Does anybody have experience of a framework or an "application server" for this purpose?
Application server not in the common sense, this has nothing to do with web, http or the like. It's a server application listening on a socket, processing some stuff and then answer to it. It will be a custom protocol. So the usual suspects like Glassfish, Tomcat, Jetty, etc. aren't really what I need.
Edit: I'm looking for features like startup handling, automatic service recovery, and may be database connection
Any help is appreciated.
You could use Netty for developing your tcp/ip based client-server application.
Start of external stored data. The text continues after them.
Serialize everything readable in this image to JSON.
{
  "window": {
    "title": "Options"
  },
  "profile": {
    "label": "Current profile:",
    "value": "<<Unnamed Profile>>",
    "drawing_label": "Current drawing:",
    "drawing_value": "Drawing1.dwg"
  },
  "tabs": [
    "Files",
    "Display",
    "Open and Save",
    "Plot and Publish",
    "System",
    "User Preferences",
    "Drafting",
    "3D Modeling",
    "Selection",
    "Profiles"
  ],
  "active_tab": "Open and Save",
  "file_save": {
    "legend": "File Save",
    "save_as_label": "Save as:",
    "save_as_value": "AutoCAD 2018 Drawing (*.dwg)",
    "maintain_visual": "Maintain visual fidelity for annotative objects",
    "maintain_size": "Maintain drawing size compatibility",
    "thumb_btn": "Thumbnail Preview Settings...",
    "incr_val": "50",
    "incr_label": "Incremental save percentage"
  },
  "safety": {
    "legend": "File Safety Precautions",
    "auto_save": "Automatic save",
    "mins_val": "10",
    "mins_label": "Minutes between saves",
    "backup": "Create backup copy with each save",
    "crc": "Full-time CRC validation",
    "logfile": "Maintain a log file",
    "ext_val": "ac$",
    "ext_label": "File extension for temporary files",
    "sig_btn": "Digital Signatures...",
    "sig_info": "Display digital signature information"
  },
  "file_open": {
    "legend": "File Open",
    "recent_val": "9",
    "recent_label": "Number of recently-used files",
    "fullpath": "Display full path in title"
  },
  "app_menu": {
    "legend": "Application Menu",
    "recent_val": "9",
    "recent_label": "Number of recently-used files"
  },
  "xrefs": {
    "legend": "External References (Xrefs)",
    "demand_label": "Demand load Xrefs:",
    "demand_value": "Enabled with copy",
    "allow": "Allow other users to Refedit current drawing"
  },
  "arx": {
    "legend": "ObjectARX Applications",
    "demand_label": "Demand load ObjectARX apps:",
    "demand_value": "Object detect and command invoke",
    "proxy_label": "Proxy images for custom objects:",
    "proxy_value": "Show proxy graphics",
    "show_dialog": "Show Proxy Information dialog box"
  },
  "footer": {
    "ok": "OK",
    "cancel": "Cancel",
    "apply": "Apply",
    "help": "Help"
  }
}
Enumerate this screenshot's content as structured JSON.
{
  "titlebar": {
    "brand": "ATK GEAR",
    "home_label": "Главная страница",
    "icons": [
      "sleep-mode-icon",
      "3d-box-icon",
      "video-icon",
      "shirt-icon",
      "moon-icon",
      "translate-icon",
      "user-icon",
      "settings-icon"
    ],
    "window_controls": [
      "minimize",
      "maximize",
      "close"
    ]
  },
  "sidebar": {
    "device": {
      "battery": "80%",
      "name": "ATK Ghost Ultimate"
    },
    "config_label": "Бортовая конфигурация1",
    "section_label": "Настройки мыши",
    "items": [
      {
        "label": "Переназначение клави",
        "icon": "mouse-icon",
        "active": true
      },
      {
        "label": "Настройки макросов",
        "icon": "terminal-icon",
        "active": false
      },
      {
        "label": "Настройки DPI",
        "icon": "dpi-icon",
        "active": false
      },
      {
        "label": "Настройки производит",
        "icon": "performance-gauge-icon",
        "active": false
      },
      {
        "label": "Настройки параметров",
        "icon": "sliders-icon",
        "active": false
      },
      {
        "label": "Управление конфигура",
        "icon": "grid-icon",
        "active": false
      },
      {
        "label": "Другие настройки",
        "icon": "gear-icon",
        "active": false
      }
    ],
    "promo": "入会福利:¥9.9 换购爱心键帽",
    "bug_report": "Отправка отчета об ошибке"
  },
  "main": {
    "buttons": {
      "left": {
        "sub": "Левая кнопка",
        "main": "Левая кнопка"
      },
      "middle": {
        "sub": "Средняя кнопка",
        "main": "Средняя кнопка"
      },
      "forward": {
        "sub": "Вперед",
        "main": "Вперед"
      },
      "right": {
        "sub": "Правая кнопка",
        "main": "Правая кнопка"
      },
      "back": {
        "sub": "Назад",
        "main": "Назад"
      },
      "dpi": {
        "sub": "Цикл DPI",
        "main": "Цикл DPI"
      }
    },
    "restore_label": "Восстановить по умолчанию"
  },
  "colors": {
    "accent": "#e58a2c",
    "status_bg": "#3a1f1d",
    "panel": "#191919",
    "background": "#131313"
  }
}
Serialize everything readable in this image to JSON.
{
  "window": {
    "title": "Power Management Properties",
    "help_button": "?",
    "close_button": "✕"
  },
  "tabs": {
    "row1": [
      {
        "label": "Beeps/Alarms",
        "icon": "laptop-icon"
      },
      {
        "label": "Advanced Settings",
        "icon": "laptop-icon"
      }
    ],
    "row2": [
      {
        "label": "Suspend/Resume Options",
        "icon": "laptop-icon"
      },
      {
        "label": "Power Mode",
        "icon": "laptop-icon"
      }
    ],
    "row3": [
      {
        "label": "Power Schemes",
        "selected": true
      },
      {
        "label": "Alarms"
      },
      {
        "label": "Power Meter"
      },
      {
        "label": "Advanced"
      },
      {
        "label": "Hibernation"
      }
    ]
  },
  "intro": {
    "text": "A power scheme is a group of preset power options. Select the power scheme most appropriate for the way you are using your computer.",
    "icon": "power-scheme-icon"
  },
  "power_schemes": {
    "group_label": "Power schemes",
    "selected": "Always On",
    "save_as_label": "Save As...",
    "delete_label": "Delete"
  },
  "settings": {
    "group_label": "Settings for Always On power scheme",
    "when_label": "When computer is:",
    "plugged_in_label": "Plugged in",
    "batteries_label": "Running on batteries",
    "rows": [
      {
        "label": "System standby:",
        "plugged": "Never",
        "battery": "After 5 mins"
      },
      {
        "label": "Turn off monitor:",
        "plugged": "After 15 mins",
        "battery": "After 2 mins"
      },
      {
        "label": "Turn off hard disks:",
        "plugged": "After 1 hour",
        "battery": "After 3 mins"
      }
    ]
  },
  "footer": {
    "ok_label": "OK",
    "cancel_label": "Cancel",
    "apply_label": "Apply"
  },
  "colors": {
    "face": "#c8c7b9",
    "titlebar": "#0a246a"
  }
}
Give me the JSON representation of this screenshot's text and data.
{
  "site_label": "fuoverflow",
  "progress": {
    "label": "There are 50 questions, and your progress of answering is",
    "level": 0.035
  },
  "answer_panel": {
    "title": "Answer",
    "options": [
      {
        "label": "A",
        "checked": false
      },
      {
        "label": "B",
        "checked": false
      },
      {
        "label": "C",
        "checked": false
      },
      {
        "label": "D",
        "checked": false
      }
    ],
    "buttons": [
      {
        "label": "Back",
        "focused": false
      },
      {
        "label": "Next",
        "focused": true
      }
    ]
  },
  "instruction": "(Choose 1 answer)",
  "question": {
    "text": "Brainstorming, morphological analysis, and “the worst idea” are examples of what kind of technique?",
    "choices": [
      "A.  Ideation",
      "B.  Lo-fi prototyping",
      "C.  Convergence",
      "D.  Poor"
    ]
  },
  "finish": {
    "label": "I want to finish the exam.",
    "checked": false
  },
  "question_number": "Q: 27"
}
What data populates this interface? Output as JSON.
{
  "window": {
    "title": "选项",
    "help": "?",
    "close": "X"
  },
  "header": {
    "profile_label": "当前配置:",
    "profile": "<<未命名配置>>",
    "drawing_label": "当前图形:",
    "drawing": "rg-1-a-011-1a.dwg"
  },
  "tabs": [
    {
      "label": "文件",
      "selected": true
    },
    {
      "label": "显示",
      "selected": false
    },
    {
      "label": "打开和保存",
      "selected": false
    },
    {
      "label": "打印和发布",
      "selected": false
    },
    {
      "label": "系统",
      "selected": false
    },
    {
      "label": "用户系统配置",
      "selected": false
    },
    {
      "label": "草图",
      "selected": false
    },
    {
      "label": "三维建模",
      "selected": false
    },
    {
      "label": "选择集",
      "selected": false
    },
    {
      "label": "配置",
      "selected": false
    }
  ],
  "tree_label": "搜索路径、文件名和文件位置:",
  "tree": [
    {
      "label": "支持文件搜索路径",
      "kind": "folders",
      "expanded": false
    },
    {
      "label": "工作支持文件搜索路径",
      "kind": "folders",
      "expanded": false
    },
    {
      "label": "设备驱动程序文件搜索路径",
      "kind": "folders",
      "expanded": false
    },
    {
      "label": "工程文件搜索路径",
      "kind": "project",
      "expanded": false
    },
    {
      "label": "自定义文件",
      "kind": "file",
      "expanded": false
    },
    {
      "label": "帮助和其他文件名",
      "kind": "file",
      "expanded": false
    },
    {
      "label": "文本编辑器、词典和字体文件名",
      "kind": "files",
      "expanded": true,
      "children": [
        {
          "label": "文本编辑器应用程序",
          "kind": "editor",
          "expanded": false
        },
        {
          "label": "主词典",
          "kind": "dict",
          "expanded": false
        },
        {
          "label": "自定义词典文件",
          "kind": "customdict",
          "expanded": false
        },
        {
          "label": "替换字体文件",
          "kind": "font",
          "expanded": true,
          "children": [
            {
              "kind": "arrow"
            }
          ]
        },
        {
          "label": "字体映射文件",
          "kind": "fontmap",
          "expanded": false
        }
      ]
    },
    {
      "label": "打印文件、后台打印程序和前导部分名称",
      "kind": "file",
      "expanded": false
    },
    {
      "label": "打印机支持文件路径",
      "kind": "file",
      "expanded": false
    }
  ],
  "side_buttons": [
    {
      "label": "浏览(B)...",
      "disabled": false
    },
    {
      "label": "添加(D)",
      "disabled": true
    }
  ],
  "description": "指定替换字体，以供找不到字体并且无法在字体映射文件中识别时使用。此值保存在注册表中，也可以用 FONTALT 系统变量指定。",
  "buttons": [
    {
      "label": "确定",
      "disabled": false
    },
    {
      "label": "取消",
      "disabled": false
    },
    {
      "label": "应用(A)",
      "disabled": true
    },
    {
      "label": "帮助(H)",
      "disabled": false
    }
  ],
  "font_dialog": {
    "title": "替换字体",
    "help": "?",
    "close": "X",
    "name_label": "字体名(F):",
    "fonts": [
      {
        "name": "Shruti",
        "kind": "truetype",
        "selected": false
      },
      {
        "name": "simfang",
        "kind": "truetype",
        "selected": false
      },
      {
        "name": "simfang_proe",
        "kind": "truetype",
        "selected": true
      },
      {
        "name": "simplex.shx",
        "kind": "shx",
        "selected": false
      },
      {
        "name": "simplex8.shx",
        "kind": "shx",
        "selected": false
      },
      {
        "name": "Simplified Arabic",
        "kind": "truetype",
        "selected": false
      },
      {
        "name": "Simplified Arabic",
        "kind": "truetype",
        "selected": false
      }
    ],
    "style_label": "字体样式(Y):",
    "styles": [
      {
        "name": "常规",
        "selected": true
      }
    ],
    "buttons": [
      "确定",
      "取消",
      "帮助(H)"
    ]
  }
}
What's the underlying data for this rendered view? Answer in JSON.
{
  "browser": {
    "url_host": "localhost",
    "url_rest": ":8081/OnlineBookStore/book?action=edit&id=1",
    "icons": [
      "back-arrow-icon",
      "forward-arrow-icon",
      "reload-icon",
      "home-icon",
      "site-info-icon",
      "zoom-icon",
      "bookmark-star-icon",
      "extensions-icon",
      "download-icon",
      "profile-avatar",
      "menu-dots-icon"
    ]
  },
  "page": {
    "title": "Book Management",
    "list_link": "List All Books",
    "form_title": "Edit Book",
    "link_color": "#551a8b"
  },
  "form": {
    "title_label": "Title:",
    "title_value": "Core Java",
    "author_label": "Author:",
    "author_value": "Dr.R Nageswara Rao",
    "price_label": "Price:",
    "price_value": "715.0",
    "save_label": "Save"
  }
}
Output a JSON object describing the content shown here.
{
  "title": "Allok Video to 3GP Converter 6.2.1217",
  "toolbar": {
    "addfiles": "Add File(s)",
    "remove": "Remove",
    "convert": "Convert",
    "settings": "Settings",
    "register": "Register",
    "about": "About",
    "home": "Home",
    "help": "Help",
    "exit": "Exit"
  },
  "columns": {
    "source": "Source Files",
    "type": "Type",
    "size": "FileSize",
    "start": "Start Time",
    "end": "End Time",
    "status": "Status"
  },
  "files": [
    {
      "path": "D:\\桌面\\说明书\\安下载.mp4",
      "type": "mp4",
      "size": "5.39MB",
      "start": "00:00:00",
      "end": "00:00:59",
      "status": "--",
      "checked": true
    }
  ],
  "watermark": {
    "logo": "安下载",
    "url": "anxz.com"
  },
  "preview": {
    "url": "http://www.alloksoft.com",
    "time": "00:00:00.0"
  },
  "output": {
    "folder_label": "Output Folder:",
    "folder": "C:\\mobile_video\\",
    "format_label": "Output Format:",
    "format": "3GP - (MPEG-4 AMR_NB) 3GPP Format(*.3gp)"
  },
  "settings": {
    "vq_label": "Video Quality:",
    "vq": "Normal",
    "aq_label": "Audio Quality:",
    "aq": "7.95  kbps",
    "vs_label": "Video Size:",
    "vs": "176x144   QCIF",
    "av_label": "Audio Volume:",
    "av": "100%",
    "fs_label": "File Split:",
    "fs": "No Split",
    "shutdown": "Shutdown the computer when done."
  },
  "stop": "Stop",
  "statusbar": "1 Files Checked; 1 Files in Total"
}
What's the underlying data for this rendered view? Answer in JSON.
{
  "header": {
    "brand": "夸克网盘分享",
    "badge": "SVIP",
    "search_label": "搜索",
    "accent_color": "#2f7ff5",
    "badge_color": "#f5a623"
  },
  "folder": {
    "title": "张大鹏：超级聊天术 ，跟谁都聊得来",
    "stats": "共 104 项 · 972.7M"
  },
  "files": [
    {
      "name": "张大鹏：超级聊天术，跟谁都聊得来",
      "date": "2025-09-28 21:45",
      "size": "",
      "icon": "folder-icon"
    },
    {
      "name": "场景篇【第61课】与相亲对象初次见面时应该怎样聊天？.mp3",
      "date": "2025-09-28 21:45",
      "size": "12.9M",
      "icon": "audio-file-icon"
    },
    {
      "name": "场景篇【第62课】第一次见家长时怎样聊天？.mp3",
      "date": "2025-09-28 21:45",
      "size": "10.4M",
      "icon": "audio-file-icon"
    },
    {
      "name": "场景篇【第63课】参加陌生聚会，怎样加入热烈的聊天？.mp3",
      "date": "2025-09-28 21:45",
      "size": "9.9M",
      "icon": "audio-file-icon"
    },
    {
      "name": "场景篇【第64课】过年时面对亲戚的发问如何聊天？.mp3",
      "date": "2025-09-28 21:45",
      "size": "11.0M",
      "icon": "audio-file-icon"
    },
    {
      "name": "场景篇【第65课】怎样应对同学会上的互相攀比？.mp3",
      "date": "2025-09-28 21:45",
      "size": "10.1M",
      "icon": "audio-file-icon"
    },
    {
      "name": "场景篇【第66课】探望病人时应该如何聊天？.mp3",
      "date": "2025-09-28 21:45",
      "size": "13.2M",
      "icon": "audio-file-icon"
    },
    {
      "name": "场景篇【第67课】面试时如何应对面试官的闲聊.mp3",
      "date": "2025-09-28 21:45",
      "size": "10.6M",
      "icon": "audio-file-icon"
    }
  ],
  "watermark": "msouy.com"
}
It has very good documentation and arguably better performance too. If you want you could also look into Apache MINA but IMHO they do not have great documentation. QuickServer is also there if you have time to do some R&D on it.
I think you are wrong - the listed usual suspects (well, Tomcat not) are in my opinion perfect fit. Shortly, what you need is an application server with Java EE 6 Full profile support - I would recommend GlassFish or WildFly, or WebLogic from commercial end. The reason is simple - JCA (Java Connector Architecture). It's a Java EE specification for connecting to 3rd party, or legacy, or custom developed systems. We have used it successfully for implementing communication via application specific socket based protocol, or even for Sun-RPC and Radius (from telco) protocols. There are several examples on the web, how to utilize it - with latest Java EE spec there are also few examples for socket communication finally available. But the specification itself (JCA 1.6) is very well written and after reading it you should be able to use it.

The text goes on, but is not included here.